Ceci m’abattit. Ils n’étaient pas obligés d’être d’affilée ? Il ne manquait plus que Kala commence à rallonger les choses en me disant des sottises du style « ah, mais pendant que tu dormais, je t’ai laissé le corps » ou « maintenant, on mange, c’est toi qui mâches ». En tout cas, je m’étais proposé pour nettoyer la chambre et, sans que Kala proteste, je réunis avec mon orique tous les débris de la lanterne, jusqu’aux plus minuscules, en un petit tas. Finalement, je ramassai avec mes mains les morceaux de la tasse de Rao et les posai sur la table de nuit.
— « Peut-être… peut-être qu’on peut la réparer, » suggérai-je.
Rao y mit de la bonne volonté et nous essayâmes de la recomposer. En joignant les morceaux, je compris pourquoi elle disait que c’était sa tasse préférée. Elle était ornée de têtes de chats souriantes. Huh… Je connaissais une mirole qui l’aurait adorée. Rao reposa les morceaux sur la table de nuit.
— « Bah. C’est inutile. J’en peindrai une autre. Ou alors je demanderai à Jiyari de me la peindre. Il a dit qu’il aimait dessiner, n’est-ce pas ? » Elle lut à travers mon expression et me sourit. « Je t’assure, ça n’a pas d’importance. Tu m’as vu une tête de matérialiste ? Les Couteaux Rouges, nous avons notre façon de voir le monde, et une de nos leçons dit : ne recherche jamais l’argent ni le pouvoir ni rien de matériel car rien de cela ne te rendra service, respecte ton serment et ne fraternise avec personne d’autre que les Couteaux. Pas même avec les tasses. »

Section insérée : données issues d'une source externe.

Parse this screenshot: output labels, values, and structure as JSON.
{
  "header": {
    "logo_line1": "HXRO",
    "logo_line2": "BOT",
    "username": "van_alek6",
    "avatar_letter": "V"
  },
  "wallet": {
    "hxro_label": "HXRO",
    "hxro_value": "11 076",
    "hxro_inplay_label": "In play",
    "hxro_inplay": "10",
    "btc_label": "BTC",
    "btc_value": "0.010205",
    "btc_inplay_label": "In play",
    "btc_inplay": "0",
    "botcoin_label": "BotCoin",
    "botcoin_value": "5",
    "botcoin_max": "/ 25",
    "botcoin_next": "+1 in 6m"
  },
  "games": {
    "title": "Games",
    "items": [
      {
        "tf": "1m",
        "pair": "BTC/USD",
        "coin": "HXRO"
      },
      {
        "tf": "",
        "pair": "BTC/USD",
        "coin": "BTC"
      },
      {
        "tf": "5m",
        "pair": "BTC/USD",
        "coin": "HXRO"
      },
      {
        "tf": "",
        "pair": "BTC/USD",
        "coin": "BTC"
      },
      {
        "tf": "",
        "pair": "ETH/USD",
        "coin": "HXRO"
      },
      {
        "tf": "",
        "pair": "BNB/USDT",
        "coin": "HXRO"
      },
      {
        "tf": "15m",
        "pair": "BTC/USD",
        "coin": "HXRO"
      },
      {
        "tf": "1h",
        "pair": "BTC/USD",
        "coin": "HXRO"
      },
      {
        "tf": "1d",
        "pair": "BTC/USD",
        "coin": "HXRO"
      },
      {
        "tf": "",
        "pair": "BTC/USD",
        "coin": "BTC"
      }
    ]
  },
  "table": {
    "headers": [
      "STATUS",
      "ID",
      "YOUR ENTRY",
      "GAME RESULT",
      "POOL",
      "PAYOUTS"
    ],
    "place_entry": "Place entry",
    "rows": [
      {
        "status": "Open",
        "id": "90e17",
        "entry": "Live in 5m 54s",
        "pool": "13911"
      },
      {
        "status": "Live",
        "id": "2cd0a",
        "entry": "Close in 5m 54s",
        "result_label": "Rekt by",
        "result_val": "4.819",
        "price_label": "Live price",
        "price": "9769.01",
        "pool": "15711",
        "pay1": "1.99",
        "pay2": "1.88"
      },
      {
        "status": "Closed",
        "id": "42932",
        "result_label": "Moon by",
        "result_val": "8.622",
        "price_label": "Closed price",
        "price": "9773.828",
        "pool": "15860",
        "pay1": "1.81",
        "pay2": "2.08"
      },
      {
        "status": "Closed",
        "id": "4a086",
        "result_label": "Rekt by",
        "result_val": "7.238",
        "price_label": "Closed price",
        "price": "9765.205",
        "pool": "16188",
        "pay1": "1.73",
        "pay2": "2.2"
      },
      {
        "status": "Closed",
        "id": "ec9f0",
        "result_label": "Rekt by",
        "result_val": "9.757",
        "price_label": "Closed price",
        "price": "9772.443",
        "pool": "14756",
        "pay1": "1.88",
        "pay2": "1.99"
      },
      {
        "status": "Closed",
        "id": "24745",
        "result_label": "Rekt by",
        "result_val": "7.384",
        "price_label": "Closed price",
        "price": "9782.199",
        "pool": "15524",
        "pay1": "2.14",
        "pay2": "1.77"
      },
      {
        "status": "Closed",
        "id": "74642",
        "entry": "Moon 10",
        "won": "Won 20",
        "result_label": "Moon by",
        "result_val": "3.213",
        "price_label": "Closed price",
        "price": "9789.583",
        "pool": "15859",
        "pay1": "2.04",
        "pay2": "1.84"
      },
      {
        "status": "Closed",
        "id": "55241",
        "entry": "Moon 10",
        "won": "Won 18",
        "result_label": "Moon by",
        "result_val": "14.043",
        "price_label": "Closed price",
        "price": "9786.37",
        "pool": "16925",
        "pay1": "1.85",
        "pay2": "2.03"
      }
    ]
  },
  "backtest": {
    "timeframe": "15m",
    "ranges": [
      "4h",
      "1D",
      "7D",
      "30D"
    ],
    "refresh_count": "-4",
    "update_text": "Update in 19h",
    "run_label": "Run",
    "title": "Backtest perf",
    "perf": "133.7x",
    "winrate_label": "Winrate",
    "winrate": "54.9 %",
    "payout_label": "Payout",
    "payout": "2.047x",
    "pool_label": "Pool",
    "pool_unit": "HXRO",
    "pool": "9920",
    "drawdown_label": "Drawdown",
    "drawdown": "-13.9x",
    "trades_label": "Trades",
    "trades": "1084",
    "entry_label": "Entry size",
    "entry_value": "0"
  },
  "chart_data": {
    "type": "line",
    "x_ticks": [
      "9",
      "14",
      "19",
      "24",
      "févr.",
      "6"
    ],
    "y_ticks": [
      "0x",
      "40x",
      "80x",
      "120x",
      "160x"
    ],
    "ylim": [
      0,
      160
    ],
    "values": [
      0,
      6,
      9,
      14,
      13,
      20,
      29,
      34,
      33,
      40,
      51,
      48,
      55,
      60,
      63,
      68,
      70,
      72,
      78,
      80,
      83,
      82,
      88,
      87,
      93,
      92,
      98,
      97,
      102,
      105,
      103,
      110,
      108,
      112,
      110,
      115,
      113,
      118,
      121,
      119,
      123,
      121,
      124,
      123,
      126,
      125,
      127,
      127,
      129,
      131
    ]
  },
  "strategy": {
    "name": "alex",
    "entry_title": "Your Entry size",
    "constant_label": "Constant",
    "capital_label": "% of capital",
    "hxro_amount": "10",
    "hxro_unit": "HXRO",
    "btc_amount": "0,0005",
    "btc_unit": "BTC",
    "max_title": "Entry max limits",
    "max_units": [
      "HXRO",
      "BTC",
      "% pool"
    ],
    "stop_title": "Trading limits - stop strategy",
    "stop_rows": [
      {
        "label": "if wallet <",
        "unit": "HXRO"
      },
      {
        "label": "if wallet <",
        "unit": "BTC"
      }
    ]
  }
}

Elle énonça la dernière phrase comme si elle faisait partie de la leçon. Je souris, Kala s’apaisa et Rao rit doucement avant de se rallonger dans le lit, ajoutant :
— « On finira de nettoyer demain. »
Nous la vîmes bâiller, étendue, les mains derrière la tête. Elle avait l’air d’avoir oublié l’incident. Kala se détendit et s’allongea à son tour, levant les yeux au plafond. Moi, je pensais à mon orique incontrôlée. Kala, lui, pensa à voix haute :
— « J’espère que tu ne suis pas ces leçons au pied de la lettre, parce que… moi, je ne suis pas un Couteau. »
— « Et, moi, je ne suis pas une fourchette. »
Il y eut un silence. Alors, tous deux s’esclaffèrent brusquement dans le lit. Je soupirai mentalement face à leur chahut. Ils avaient un humour simple. Très simple.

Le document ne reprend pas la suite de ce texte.